Correspondence: Charles Taïeb, M.D., MBA Science Po Paris, PFSA, 45 place Abel Gance, 92100 Boulogne-Billancourt, France. Email:


Sensitive skin syndrome was first described in 1977; however, no robust study has been carried out to evaluate its prevalence in Japan. A national representative sample of the Japanese population over the age of 18 years was taken. Individuals were questioned by telephone and selected according to the quota method. When asked “Do you have a sensitive skin?”, 52.84% of men and 55.98% of women answered “rather sensitive” or “very sensitive”. There was no significant difference (P = 0.22) between the two sexes.
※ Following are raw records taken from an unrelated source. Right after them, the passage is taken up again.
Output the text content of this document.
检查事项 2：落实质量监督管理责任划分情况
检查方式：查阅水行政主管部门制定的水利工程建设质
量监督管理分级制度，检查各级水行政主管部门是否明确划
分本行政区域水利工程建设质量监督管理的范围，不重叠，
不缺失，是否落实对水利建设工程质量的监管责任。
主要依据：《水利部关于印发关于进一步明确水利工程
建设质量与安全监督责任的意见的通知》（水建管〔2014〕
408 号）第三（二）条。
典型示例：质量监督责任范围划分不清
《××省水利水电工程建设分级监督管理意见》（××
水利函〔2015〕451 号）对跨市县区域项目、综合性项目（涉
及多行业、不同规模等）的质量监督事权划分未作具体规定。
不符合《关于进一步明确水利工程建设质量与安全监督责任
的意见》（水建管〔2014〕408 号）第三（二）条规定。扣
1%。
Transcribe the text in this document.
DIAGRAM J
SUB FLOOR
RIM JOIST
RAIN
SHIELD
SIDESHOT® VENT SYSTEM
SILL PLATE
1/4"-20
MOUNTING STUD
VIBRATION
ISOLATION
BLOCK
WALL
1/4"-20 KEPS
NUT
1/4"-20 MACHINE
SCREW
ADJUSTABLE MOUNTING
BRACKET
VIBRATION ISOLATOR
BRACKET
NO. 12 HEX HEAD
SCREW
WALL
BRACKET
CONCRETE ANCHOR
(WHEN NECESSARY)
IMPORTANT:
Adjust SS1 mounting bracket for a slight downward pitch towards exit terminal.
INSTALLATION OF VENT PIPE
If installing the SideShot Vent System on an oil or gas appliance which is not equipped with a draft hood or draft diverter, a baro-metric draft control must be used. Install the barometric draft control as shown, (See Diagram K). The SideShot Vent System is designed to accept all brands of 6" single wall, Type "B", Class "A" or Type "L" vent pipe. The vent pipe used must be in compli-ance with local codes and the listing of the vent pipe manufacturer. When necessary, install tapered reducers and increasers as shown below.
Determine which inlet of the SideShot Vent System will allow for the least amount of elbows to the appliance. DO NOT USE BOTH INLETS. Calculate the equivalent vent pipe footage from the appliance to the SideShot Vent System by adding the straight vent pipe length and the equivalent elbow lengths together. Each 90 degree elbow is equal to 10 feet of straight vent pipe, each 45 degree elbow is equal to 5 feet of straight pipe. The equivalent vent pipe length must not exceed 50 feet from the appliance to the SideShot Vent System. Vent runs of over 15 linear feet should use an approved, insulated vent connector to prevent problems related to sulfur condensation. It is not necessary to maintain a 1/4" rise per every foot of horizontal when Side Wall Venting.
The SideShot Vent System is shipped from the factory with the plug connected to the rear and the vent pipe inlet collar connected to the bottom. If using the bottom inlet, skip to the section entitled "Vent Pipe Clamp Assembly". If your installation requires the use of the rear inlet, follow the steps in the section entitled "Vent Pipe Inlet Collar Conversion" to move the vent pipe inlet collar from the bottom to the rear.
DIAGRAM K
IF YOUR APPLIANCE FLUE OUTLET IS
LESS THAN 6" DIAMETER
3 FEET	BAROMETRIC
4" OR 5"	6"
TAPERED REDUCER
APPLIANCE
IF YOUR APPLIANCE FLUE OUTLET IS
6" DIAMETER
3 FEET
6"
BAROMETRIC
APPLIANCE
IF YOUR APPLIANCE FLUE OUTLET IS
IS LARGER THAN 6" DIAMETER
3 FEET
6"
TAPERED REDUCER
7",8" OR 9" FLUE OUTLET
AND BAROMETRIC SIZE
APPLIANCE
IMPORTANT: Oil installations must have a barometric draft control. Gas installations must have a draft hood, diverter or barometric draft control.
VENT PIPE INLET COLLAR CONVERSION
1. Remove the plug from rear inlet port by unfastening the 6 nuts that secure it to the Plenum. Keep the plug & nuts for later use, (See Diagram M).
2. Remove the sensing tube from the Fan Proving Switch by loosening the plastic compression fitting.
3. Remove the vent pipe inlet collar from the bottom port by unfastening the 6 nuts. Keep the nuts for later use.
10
The non-response rate among respondents was zero, suggesting that the term “sensitive skin” held a meaning for the majority of the population. Concerning questions about the onset of a rash, tingling or irritation in the presence of various factors, such as emotional issues, cold, heat, sun, dry air, air-conditioning, water, air pollution and temperature variations, respondents with rather sensitive or very sensitive skin responded “yes” more often than others: approximately three-times more often for water (18.97%/6.15%), air pollution (39.29%/12.45%) and warm climatic conditions (29.74%/9.8%). To our knowledge, this epidemiological study is the first to focus on sensitive skin among Japanese people of this century. It is of particular interest for two reasons: (i) it was conducted on a representative sample of the Japanese population; and (ii) the methodology used was identical to that used for sensitive skin assessment studies conducted in Europe and the USA, making it possible to draw certain comparisons.